また、この流れの中で被害者の家族の女性が角田ファミリーの一人と結婚をして加害者側に回ったり、事件の概要だけで目が回りそうになる。

この章に関しては、その結婚してファミリーに加わった女性(加害者)とその父親(被害者)の親子愛、そしてその後どう生きていくのか的なところが書かれていた。

この本の所々で書かれていることだけど、別に事件が終わって犯人が逮捕されても、

裁判は続くし殺された人は帰ってこないし、死刑になってもすぐ執行されるわけじゃないから犯人は生きているし、残された家族は忘れられないしで、とにかく”終わり”じゃないんだよな。そういうのを特に感じさせられる章だった。

 

 ・某県女性刺殺事件

これは他の章とは違って、筆者の元に犯人側から手紙が届いた事がきっかけになっている。

だからってわけじゃないが、タイトルもこんな感じになっている。○○事件ってなっているような有名なものじゃないしね。

事件の概要は当時交際相手の女性を包丁で刺して殺害したというもの。

自分の体験を本にして出版したい犯人が、一つ目の「大牟田四人殺人事件」の犯人から紹介されて筆者に手紙を送ってきたという流れだ。

(余談だけど本に書いてあった手紙の文章がめちゃめちゃ丁寧でとても驚いた。こういうのやっぱり大事だな・・・)

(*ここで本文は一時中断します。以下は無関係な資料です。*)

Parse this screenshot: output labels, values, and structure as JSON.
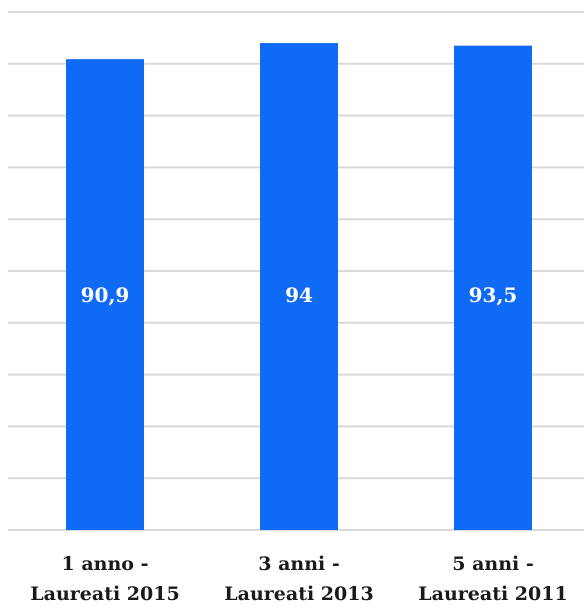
{
  "chart_data": {
    "type": "bar",
    "categories": [
      [
        "1 anno -",
        "Laureati 2015"
      ],
      [
        "3 anni -",
        "Laureati 2013"
      ],
      [
        "5 anni -",
        "Laureati 2011"
      ]
    ],
    "values": [
      90.9,
      94,
      93.5
    ],
    "value_labels": [
      "90,9",
      "94",
      "93,5"
    ],
    "title": "",
    "xlabel": "",
    "ylabel": "",
    "ylim": [
      0,
      100
    ],
    "grid": true,
    "bar_color": "#0f6af5"
  }
}
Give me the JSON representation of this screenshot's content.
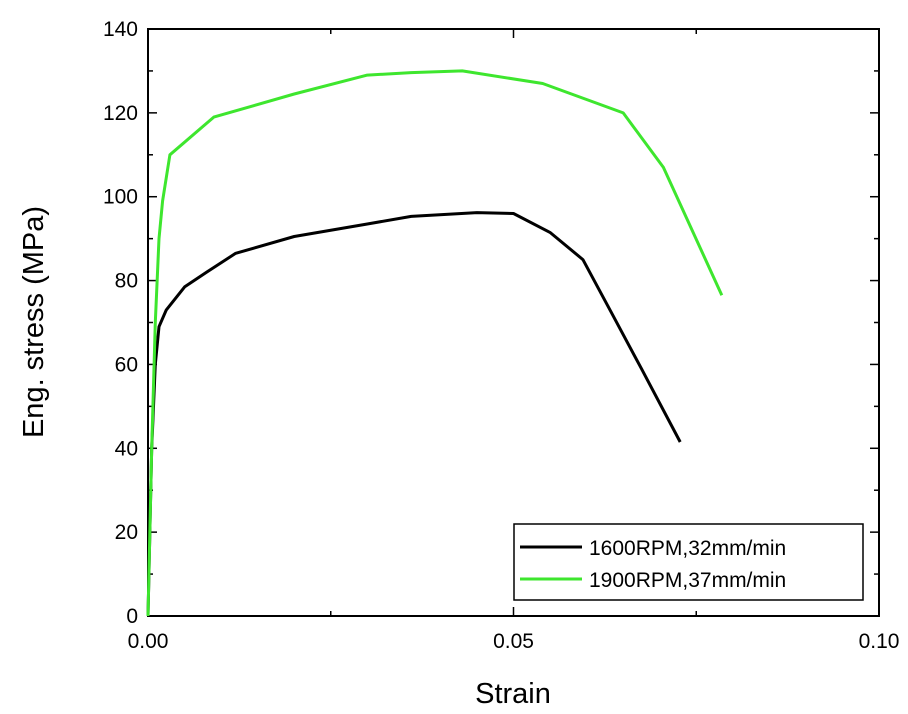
{
  "chart_data": {
    "type": "line",
    "xlabel": "Strain",
    "ylabel": "Eng. stress (MPa)",
    "xlim": [
      0,
      0.1
    ],
    "ylim": [
      0,
      140
    ],
    "xticks": [
      0,
      0.05,
      0.1
    ],
    "xtick_labels": [
      "0.00",
      "0.05",
      "0.10"
    ],
    "yticks": [
      0,
      20,
      40,
      60,
      80,
      100,
      120,
      140
    ],
    "ytick_labels": [
      "0",
      "20",
      "40",
      "60",
      "80",
      "100",
      "120",
      "140"
    ],
    "grid": false,
    "legend_position": "bottom-right",
    "series": [
      {
        "name": "1600RPM,32mm/min",
        "color": "#000000",
        "x": [
          0,
          0.0005,
          0.001,
          0.0015,
          0.0025,
          0.005,
          0.008,
          0.012,
          0.02,
          0.03,
          0.036,
          0.045,
          0.05,
          0.055,
          0.0595,
          0.0635,
          0.0675,
          0.0728
        ],
        "y": [
          0,
          40,
          60,
          69,
          73,
          78.5,
          82,
          86.5,
          90.5,
          93.5,
          95.3,
          96.2,
          96,
          91.5,
          85,
          72,
          59,
          41.5
        ]
      },
      {
        "name": "1900RPM,37mm/min",
        "color": "#3ee62e",
        "x": [
          0,
          0.0005,
          0.001,
          0.0015,
          0.002,
          0.003,
          0.009,
          0.02,
          0.03,
          0.036,
          0.043,
          0.054,
          0.065,
          0.0705,
          0.0785
        ],
        "y": [
          0,
          40,
          70,
          90,
          99,
          110,
          119,
          124.5,
          129,
          129.6,
          130,
          127,
          120,
          107,
          76.5
        ]
      }
    ]
  }
}
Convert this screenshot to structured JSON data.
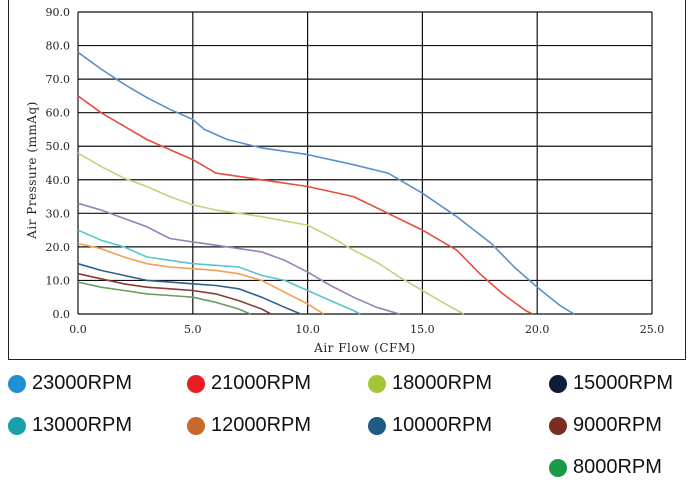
{
  "chart_data": {
    "type": "line",
    "title": "",
    "xlabel": "Air Flow (CFM)",
    "ylabel": "Air Pressure (mmAq)",
    "xlim": [
      0,
      25
    ],
    "ylim": [
      0,
      90
    ],
    "x_ticks": [
      "0.0",
      "5.0",
      "10.0",
      "15.0",
      "20.0",
      "25.0"
    ],
    "y_ticks": [
      "0.0",
      "10.0",
      "20.0",
      "30.0",
      "40.0",
      "50.0",
      "60.0",
      "70.0",
      "80.0",
      "90.0"
    ],
    "grid": true,
    "legend_position": "bottom",
    "series": [
      {
        "name": "23000RPM",
        "color": "#5b8fc9",
        "points": [
          [
            0,
            78
          ],
          [
            1,
            73
          ],
          [
            2,
            68.5
          ],
          [
            3,
            64.5
          ],
          [
            4,
            61
          ],
          [
            5,
            58
          ],
          [
            5.5,
            55
          ],
          [
            6.5,
            52
          ],
          [
            8,
            49.5
          ],
          [
            10,
            47.5
          ],
          [
            12,
            44.5
          ],
          [
            13.5,
            42
          ],
          [
            15,
            36
          ],
          [
            16.5,
            29
          ],
          [
            18,
            21
          ],
          [
            19,
            14
          ],
          [
            20,
            8
          ],
          [
            21,
            2.5
          ],
          [
            21.6,
            0
          ]
        ]
      },
      {
        "name": "21000RPM",
        "color": "#e74c3c",
        "points": [
          [
            0,
            65
          ],
          [
            1,
            60
          ],
          [
            2,
            56
          ],
          [
            3,
            52
          ],
          [
            4,
            49
          ],
          [
            5,
            46
          ],
          [
            6,
            42
          ],
          [
            8,
            40
          ],
          [
            10,
            38
          ],
          [
            12,
            35
          ],
          [
            13.5,
            30
          ],
          [
            15,
            25
          ],
          [
            16.5,
            19
          ],
          [
            17.5,
            12
          ],
          [
            18.5,
            6
          ],
          [
            19.5,
            1
          ],
          [
            19.8,
            0
          ]
        ]
      },
      {
        "name": "18000RPM",
        "color": "#bfd57a",
        "points": [
          [
            0,
            48
          ],
          [
            1,
            44
          ],
          [
            2,
            40.5
          ],
          [
            3,
            38
          ],
          [
            4,
            35
          ],
          [
            5,
            32.5
          ],
          [
            6,
            31
          ],
          [
            7,
            30
          ],
          [
            8,
            29
          ],
          [
            10,
            26.5
          ],
          [
            11,
            23
          ],
          [
            12,
            19
          ],
          [
            13,
            15.5
          ],
          [
            14,
            11
          ],
          [
            15,
            7
          ],
          [
            16,
            3
          ],
          [
            16.8,
            0
          ]
        ]
      },
      {
        "name": "15000RPM",
        "color": "#9a7fb5",
        "points": [
          [
            0,
            33
          ],
          [
            1,
            31
          ],
          [
            2,
            28.5
          ],
          [
            3,
            26
          ],
          [
            4,
            22.5
          ],
          [
            5,
            21.5
          ],
          [
            6,
            20.5
          ],
          [
            7,
            19.5
          ],
          [
            8,
            18.5
          ],
          [
            9,
            16
          ],
          [
            10,
            12.5
          ],
          [
            11,
            8.5
          ],
          [
            12,
            5
          ],
          [
            13,
            2
          ],
          [
            14,
            0
          ]
        ]
      },
      {
        "name": "13000RPM",
        "color": "#5bc4cf",
        "points": [
          [
            0,
            25
          ],
          [
            1,
            22
          ],
          [
            2,
            20
          ],
          [
            3,
            17
          ],
          [
            4,
            16
          ],
          [
            5,
            15
          ],
          [
            6,
            14.5
          ],
          [
            7,
            14
          ],
          [
            8,
            11.5
          ],
          [
            9,
            10
          ],
          [
            10,
            7
          ],
          [
            11,
            4
          ],
          [
            12,
            1
          ],
          [
            12.3,
            0
          ]
        ]
      },
      {
        "name": "12000RPM",
        "color": "#f0a050",
        "points": [
          [
            0,
            21
          ],
          [
            1,
            19.5
          ],
          [
            2,
            17
          ],
          [
            3,
            15
          ],
          [
            4,
            14
          ],
          [
            5,
            13.5
          ],
          [
            6,
            13
          ],
          [
            7,
            12
          ],
          [
            8,
            10
          ],
          [
            9,
            6.5
          ],
          [
            10,
            3
          ],
          [
            10.7,
            0
          ]
        ]
      },
      {
        "name": "10000RPM",
        "color": "#2e5f8f",
        "points": [
          [
            0,
            15
          ],
          [
            1,
            13
          ],
          [
            2,
            11.5
          ],
          [
            3,
            10
          ],
          [
            4,
            9.5
          ],
          [
            5,
            9
          ],
          [
            6,
            8.5
          ],
          [
            7,
            7.5
          ],
          [
            8,
            5
          ],
          [
            9,
            2
          ],
          [
            9.7,
            0
          ]
        ]
      },
      {
        "name": "9000RPM",
        "color": "#8b3a3a",
        "points": [
          [
            0,
            12
          ],
          [
            1,
            10.5
          ],
          [
            2,
            9
          ],
          [
            3,
            8
          ],
          [
            4,
            7.5
          ],
          [
            5,
            7
          ],
          [
            6,
            6
          ],
          [
            7,
            4
          ],
          [
            8,
            1.5
          ],
          [
            8.4,
            0
          ]
        ]
      },
      {
        "name": "8000RPM",
        "color": "#6b9e5f",
        "points": [
          [
            0,
            9.5
          ],
          [
            1,
            8
          ],
          [
            2,
            7
          ],
          [
            3,
            6
          ],
          [
            4,
            5.5
          ],
          [
            5,
            5
          ],
          [
            6,
            3.5
          ],
          [
            7,
            1.5
          ],
          [
            7.5,
            0
          ]
        ]
      }
    ]
  },
  "legend": [
    {
      "label": "23000RPM",
      "color": "#1f8fd6"
    },
    {
      "label": "21000RPM",
      "color": "#e81e25"
    },
    {
      "label": "18000RPM",
      "color": "#a6c63a"
    },
    {
      "label": "15000RPM",
      "color": "#101a3a"
    },
    {
      "label": "13000RPM",
      "color": "#1aa0a8"
    },
    {
      "label": "12000RPM",
      "color": "#c8682a"
    },
    {
      "label": "10000RPM",
      "color": "#1e5a82"
    },
    {
      "label": "9000RPM",
      "color": "#7a2e22"
    },
    {
      "label": "8000RPM",
      "color": "#1a9a48"
    }
  ]
}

 犯罪者が手記を出したいというのはよくあるケースらしい。

 多くは刊行できるレベルじゃないらしいけれど。

犯人いわく、自分は他の人とは結構違った人生を歩んでいるから・・・らしい。

まぁ確かにそりゃ薬キメたり殺人したりとかは万人が体験することではないだろうけど、それで本出すってのはどうなんだろうとは思わなくもない。

結局面会の中で本は無理なので記事にって事に落ち着いた。

内容は昔から少年院に入っていた事。薬の売人のバイトをしていて、元AV女優とシャブセックスをした事。それと今回の事件の事。といった感じだった。

最初の二つは省くとして、今回の事件の部分の原稿について、元交際相手の女性がシングルマザーで、元旦那との関係を断ち切れないまま犯人と交際している事や、それに対する心の乱れ、相手の言動等が事細かに書かれていた。けれど犯行時の様子については簡単な文章が一文あるだけだった。

この部分がやけに印象に残っている。思い出したくないのか、思い出せないのか。

なんなんだろう。やっぱりこう、本能とか深層心理とかで記憶を封印してしまうもんなんだろうか。なんというか、このあっけない感じ。判決の時も犯人はきちんとした言葉で反省の意を述べているし、これまでの事件の犯人と違ってまぁ”普通の人”の枠組みにいるんじゃないかと思ってしまった。

 

・近畿連続青酸死事件

この事件も割と覚えてる。

犯人(筧千佐子)の夫が死亡。体内から青酸化合物が検出され事件が発覚。

今までに犯人と結婚や交際をした男性11人が死んでいた。というもの。

いや、多すぎだろ死んでる人。本には交際や結婚の年表があったけど結婚や交際をしてから死ぬまでが早すぎる。しかも所々重なってるから不倫だし・・・いやすごいわ。

なんで今までバレなかったんだ・・・

まぁ高齢の金持ちを狙っていたからなのかもしれんけど。

 

極刑が予想される裁判の判決言い渡しの際に「耳が遠くて・・・」と裁判長に言ったり(おそらく普通は黙って聞いているのだろう)面会で「死刑」というセンシティブな単語を自ら発したり、筆者曰くこれまで知る殺人犯とは全く違う空気を感じたらしい。

 何度も面会していたが、取材が行き詰まった筆者は最終的に直接本人に自分が取材して得た事実をぶつけた。

結果犯人は激高し、そこで二人の繋がりは途絶えた。

 

結局最後まで本当の事を話さないんだから、どうしようもないよな。

死刑を免れるために嘘をついているんだろうか。

それぐらいしか意味ないよな。

無期懲役と死刑だったら死刑の方がマシだと個人的には思うんだけど

こういう状況に置かれたら人は長生きしたいと思うんだろうか。

 

 

まとめ

奢ってもらわなければ決して自分からは手に取って読むことはないだろうという本だった。いい経験だったありがとう友よ。

本を読みなれてないのもあって、時間をかけて読ませてもらった。

感想も、内容が内容だけにどう書いていこうかよくわからなくて

結果少しづつ読み直しながら書いていく形になったのでこっちも時間がかかった。

遅くなってしまってすまねぇ。

取材の背景とか、ニュースだけじゃ知ることができない一面とかも知ることができて

裏ではこんなこと仕事にしている人がいるのかと見識が広がった一冊だった。